Why Vulnerability Detection is Important in the IT Space

This interview is with Erik Costlow, Senior Director of Product Management of Azul. We will discuss cybersecurity and vulnerability detection.

Hi There! Can You Tell Us Your Name and What You Do?

My name is Erik Costlow, and my official title is Senior Director of Product Management, which means I focus on the “why” of each problem we solve.

Of all the things we can do, why should we choose this? Why does it matter to people?

Now that we know why it matters, in what way will we solve it?
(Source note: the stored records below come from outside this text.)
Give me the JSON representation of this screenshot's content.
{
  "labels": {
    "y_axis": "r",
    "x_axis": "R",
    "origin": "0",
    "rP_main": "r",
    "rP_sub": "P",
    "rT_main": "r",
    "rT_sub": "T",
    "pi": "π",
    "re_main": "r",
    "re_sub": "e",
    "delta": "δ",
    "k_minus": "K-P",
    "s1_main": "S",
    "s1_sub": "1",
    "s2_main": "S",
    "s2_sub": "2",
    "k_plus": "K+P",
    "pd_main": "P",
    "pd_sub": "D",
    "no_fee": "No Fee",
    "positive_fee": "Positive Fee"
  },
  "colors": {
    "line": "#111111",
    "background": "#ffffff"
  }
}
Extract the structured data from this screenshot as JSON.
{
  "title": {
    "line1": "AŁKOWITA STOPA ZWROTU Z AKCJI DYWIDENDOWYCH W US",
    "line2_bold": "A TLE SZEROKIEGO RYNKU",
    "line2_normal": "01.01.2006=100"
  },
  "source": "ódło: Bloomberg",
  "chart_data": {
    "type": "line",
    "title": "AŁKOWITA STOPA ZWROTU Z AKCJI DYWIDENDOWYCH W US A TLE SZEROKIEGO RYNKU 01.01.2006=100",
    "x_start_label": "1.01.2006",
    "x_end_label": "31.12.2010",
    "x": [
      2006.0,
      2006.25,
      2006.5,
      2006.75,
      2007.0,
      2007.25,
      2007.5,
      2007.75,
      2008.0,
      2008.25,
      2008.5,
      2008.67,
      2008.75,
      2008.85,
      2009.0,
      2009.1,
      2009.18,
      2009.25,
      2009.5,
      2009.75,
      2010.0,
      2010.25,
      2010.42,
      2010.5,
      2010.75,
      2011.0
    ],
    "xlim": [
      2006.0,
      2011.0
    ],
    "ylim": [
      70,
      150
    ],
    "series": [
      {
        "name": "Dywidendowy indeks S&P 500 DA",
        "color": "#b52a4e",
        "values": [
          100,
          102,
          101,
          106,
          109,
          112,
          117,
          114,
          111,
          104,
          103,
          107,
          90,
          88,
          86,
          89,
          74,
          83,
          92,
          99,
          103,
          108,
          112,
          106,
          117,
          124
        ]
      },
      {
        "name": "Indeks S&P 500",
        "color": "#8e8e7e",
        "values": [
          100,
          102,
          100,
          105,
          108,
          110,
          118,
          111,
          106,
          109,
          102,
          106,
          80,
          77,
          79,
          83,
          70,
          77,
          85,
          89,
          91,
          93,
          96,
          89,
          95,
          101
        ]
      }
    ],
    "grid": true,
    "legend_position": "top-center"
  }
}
Product Management is a triad of skills between engineering, sales, and marketing to understand how everything fits together.

How Did You Get Into the Cybersecurity Space?

I used to build software and thought it was cool to understand what types of corners I would cut.

By looking at systems, I could “figure them out” and make them do things they weren’t supposed to do, and that was pretty fun.

How Have Best Practices in Cyber Security Changed Over the Years?

A lot of the older “ivory tower” practices have been knocked down because the silo of expertise actually made things worse.

By focusing on perfection instead of moving quickly with sometimes messy development, the older practices were basically non-implementable.

I met a CISO once who had a special research matrix computer that cost millions of dollars because every algorithm was mathematically provable and verified – they used it as a doorstop because it was so hard no one could build on it.

What Exactly Is Vulnerability Detection?

Vulnerability Detection takes the last decade of application security and starts moving it into the JVM, where it’s automated and easy.

It really answers three questions: what components do I have (and where are they), are they vulnerable, and do I actually use that vulnerable code?

You’ll see a lot about SBOMs in the industry, so it’s focused on that overall inventory angle.

Why Is Vulnerability Detection Important for Users in the WEB3 Ecosystem?

The basic answer is that security is critically important for every technology and business ecosystem, and the consequences of unpatched vulnerabilities can be catastrophic - particularly for emerging environments.

Being able to rapidly identify and remediate vulnerabilities is one of many important requirements for their next-generation applications.

Thank you for agreeing to this interview Eric.